How long it takes me to get to the conference hotel in the morning amazes me. It is not the distance: a short way through the Gaslamp Quarter, and I am there. It is not the time spent on the treadmill up in the Indigo Hotel fitness center, overlooking the early morning mist from the ninth floor. Whatever it is, I get to the Hilton Bayshore just as breakfast is wrapping up, and bury a couple of greasy french toasts and two cups of black coffee before the plenary starts. In a mood of haste and impatience.

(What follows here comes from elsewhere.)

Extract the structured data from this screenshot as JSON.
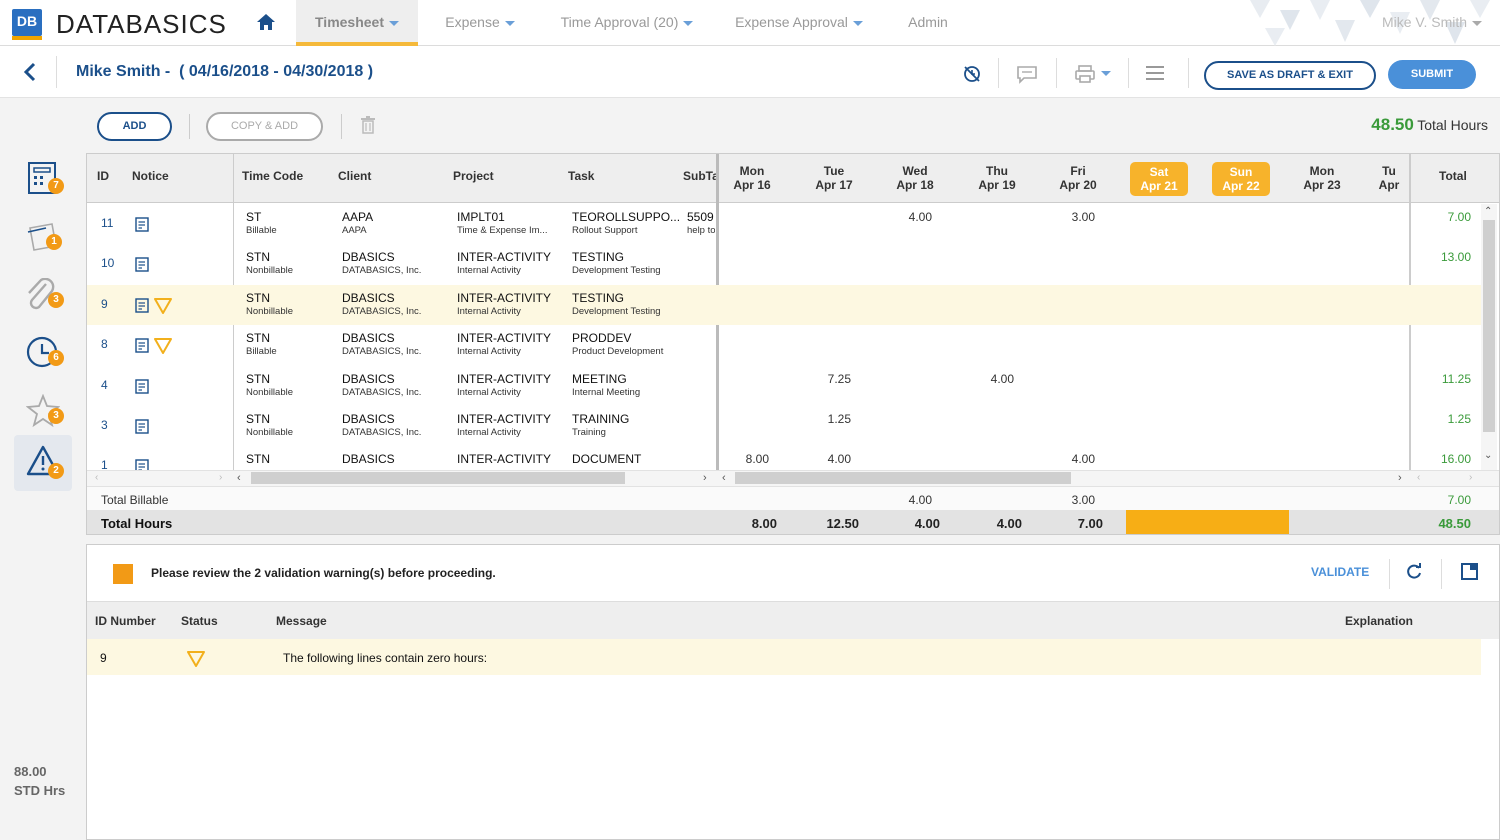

The plenary was on creative engagement with persons suffering from Alzheimer's. Not something I had thought about before, but it makes perfect sense. Everyone knows the horror stories of older men and women being plunked down all day in front of television sets, and much worse forms of neglect or abuse. So engaging Alzheimer's patients in theatre, painting, songwriting and dance is in stark contrast with other tendencies in Alzheimer care, including early diagnosis and initiation for medication: with the old in general becoming a rapidly growing target market for the pharmaceutical industry, medicalizing approaches tend to predominate. A strength of the presentation was reference to empirical research indicating positive outcomes in 'non-medical' or cultural approaches, and a highlight was the speaker's call for pharmaceutical companies to devote 1% of their operating budgets to programs enhancing a 'sense of purpose' among Alzheimer's patients. Wishful thinking, but a nice thought.

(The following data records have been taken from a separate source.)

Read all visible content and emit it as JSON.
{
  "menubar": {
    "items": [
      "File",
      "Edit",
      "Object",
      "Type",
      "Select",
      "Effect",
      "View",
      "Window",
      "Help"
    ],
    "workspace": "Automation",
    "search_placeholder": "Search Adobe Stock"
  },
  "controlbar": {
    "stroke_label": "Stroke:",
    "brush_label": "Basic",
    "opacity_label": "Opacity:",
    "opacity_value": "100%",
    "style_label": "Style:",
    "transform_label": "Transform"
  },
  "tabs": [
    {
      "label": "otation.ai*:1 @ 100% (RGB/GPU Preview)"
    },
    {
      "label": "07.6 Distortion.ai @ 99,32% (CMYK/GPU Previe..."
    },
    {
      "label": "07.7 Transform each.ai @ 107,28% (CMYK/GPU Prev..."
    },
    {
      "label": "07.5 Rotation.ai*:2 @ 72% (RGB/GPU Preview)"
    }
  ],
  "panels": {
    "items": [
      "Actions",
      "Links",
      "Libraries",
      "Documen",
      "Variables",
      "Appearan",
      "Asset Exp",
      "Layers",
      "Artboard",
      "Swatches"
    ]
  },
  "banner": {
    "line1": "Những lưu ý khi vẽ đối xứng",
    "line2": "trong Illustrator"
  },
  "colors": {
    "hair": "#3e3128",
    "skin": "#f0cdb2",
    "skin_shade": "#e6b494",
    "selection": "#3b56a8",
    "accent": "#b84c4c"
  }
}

Highlight of the day: a piece of good old fashioned philosophy. In a session on cognitive enhancement, we had two presentations of surveys conducted on attitudes of various populations towards cognitive enhancement, particularly medications for school performance. They were solid presentations, revealing the predictable, i.e. we are in two minds about using drugs to stimulate our minds. This was followed by a talk like a gust of fresh San Diego sea air: Tom Buller from the University of Alaska started asking some fundamental questions about the very idea of cognitive enhancement. Can we make people smarter with 'smart drugs' anyway? Improved memory and concentration is not equivalent to improved intellect. Even if drugs (somehow) improved intellect or knowledge, how valuable is that? Would it make us better people or better societies? Is there such thing possible as moral enhancement through medications? Muller offered skepticism of the best sort: patient, rational questioning of (inflated) claims about what enhancement is supposed to do for us or to us.

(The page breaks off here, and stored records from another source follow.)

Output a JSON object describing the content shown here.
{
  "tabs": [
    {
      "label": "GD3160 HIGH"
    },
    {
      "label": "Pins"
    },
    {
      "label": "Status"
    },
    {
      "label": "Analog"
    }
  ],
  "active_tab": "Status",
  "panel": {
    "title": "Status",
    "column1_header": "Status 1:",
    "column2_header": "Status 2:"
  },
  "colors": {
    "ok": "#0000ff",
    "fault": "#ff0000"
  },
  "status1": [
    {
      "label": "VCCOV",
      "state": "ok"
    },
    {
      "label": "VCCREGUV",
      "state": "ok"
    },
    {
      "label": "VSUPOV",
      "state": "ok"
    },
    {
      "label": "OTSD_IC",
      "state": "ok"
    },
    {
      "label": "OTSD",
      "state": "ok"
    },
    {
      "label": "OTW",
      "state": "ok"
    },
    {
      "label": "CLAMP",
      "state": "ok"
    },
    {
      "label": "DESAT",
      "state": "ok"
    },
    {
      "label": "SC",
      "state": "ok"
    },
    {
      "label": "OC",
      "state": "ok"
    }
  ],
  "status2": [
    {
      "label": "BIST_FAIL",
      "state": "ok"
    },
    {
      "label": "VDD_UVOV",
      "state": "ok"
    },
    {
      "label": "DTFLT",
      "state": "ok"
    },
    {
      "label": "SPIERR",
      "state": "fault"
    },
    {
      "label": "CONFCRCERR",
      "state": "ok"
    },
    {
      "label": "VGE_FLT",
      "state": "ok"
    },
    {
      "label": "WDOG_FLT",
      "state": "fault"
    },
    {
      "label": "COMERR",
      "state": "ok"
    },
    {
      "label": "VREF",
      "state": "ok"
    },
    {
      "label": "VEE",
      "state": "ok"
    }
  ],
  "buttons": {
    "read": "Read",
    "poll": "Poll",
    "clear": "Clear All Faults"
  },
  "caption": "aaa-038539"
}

A panel discussion about ethics and quality improvement (QI) studies does not sound particularly riveting, but Saturday's session proved otherwise. Quality improvement studies, because they are so closely entangled with ordinary health care delivery, can pose problems for IRBs because it is not always clear whether they fit the definition of 'research' according to the Common Rule. According to the panel members, some IRBs treat QI as health research interventions like any other, requiring at least expedited review, consent forms and all the rest, even when they are very low risk. There was much grumbling about expedited reviews taking too long, and this unleashed a string of negative comments about IRBs, raising the impression of a groundswell of criticism against the Common Rule. There was even talk (gasp) of research institutions opting out of adhering to the Common Rule for all their research activities. However, an official from OHRP
in the audience was having none of it: the official argued that there were already provisions in the Common Rule that could handle QI studies, and no overhaul of the regulations was necessary or desirable. If IRBs fail to implement the provisions or if they are not reviewing applications fast enough, that is their problem, and not problems with the Common Rule itself. I had to admire someone willing to stand up for their organization's mission in a room chock full of discontent.